Lokalsport Südhessen

Spieler der Woche Der Mittelfeldakteur Ümit Erdem hört nach dieser Saison auf – der Trainer Erdem will dagegen durchstarten

„Es hat mir richtig Spaß gemacht“

Riedrode.In der laufenden Fußballsaison konnte Ümit Erdem bisher gerade einmal drei Spiele für die SG Riedrode in der Kreisoberliga Bergstraße absolvieren. Den gebürtigen Viernheimer bremst eine Verletzung aus, die den Mittelfeldspieler der Gelb-Schwarzen aus dem Bürstädter Ortsteil erst kürzlich zu einer Operation zwang, von der er sich gerade erholt. „Ich hatte eine Knochenabsplitterung an der Hüfte, da war eine Operation nicht zu vermeiden“, hofft der SGR-Spieler nach dem Eingriff bei einem Spezialisten in Pforzheim nun auf seine baldige Genesung.

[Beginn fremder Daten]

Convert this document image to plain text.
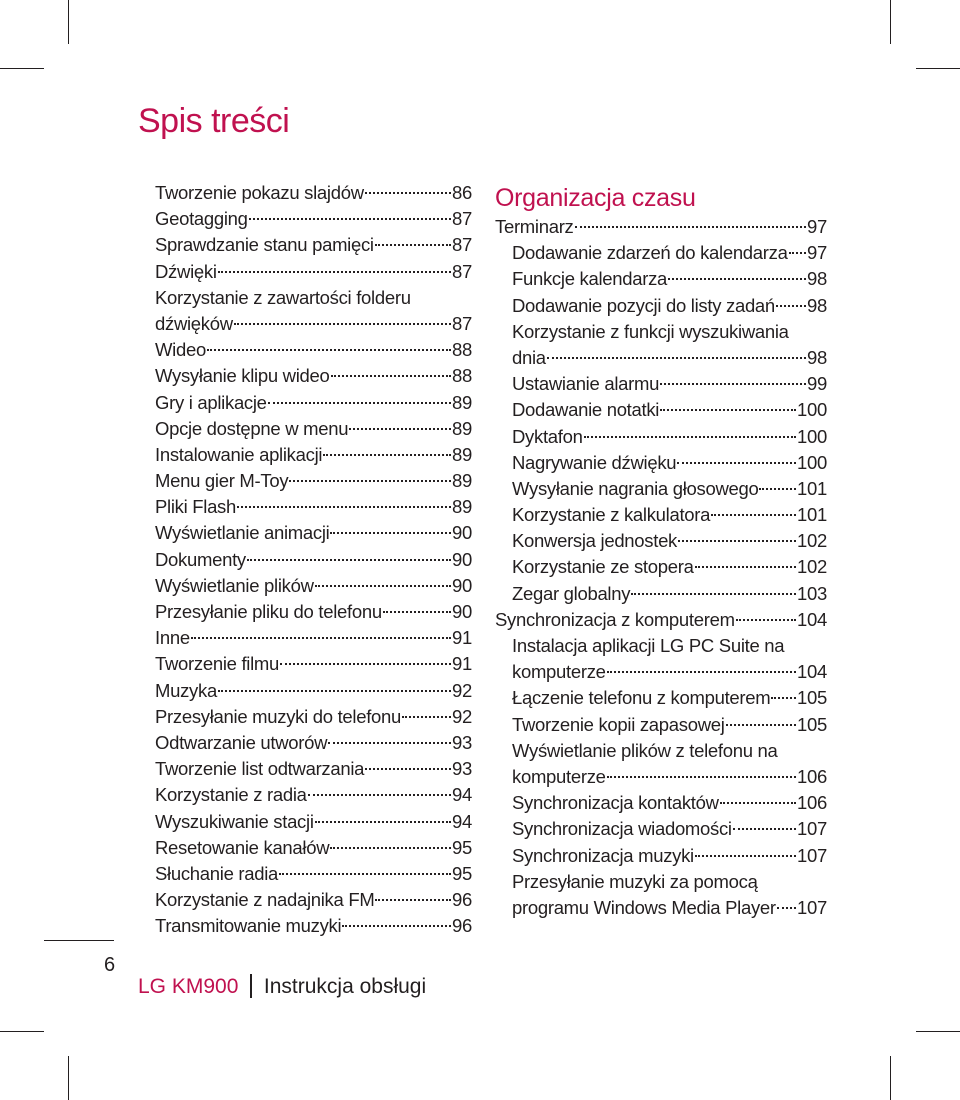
Spis treści
Tworzenie pokazu slajdów	86
Geotagging	87
Sprawdzanie stanu pamięci	87
Dźwięki	87
Korzystanie z zawartości folderu
dźwięków	87
Wideo	88
Wysyłanie klipu wideo	88
Gry i aplikacje	89
Opcje dostępne w menu	89
Instalowanie aplikacji	89
Menu gier M-Toy	89
Pliki Flash	89
Wyświetlanie animacji	90
Dokumenty	90
Wyświetlanie plików	90
Przesyłanie pliku do telefonu	90
Inne	91
Tworzenie filmu	91
Muzyka	92
Przesyłanie muzyki do telefonu	92
Odtwarzanie utworów	93
Tworzenie list odtwarzania	93
Korzystanie z radia	94
Wyszukiwanie stacji	94
Resetowanie kanałów	95
Słuchanie radia	95
Korzystanie z nadajnika FM	96
Transmitowanie muzyki	96
Organizacja czasu
Terminarz	97
Dodawanie zdarzeń do kalendarza 97
Funkcje kalendarza	98
Dodawanie pozycji do listy zadań 98
Korzystanie z funkcji wyszukiwania
dnia	98
Ustawianie alarmu	99
Dodawanie notatki	100
Dyktafon	100
Nagrywanie dźwięku	100
Wysyłanie nagrania głosowego 101
Korzystanie z kalkulatora	101
Konwersja jednostek	102
Korzystanie ze stopera	102
Zegar globalny	103
Synchronizacja z komputerem	104
Instalacja aplikacji LG PC Suite na
komputerze	104
Łączenie telefonu z komputerem 105
Tworzenie kopii zapasowej	105
Wyświetlanie plików z telefonu na
komputerze	106
Synchronizacja kontaktów	106
Synchronizacja wiadomości	107
Synchronizacja muzyki	107
Przesyłanie muzyki za pomocą
programu Windows Media Player 107
6
LG KM900 Instrukcja obsługi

„Zurzeit laufe ich noch auf Krücken“, war es für Erdem daher nicht ganz so leicht, seinen 30. Geburtstag am vergangenen Freitag zu feiern. „Am Anfang hieß es noch, es seine eine Überbelastung an der Leiste“, blickt der 30-Jährige dem Ende seiner Leidenszeit erwartungsfroh entgegen, denn die momentan benötigten Gehhilfen werden schon in absehbarer Zeit nicht mehr nötig sein. „Dann kann ich wieder alleine richtig gehen“, sehnt er diesen Moment herbei.

Kurstermine schon geprüft

Für die SG Riedrode würde Ümit Erdem nach der Winterpause auch gerne wieder auf dem Fußballplatz stehen, doch hier ist der im Mannheimer Stadtteil Käfertal wohnende Mittelfeldspieler wenig optimistisch. „Ich kann zwar bald wieder ohne Krücken laufen, aber an Fußballspielen ist noch lange nicht zu denken. Nach Prognose der Ärzte muss ich drei Monate pausieren, dann könnte ich Ende Februar wieder einsteigen, aber dann fehlt mir natürlich die Wintervorbereitung und ich wäre erst wieder im Trainingsbetrieb. Bis ich wieder fit genug bin um zu spielen, dauert dann ja immer noch“, weiß Erdem, dass es auch so kommen könnte, dass er nicht noch einmal im Trikot der Gelb-Schwarzen aus Riedrode aufläuft.

Eines steht für den 30-Jährigen aber jetzt schon fest, nämlich dass er spätestens nach dieser Saison seine Fußballschuhe an den Nagel hängen und sich auf die Trainerlaufbahn konzentrieren wird. „Ich denke ja schon seit zwei, drei Jahren darüber nach und jetzt wird es dann soweit sein. Ich habe mich vor zwei Wochen wegen der Termine zum Erwerb der DFB-Elite-Jugend-Lizenz an den DFB gewandt, da muss ich wohl bis nächsten September warten, denn die aktuellen Kurse sind alle belegt“, will der Inhaber der B-Lizenz sich weiter qualifizieren.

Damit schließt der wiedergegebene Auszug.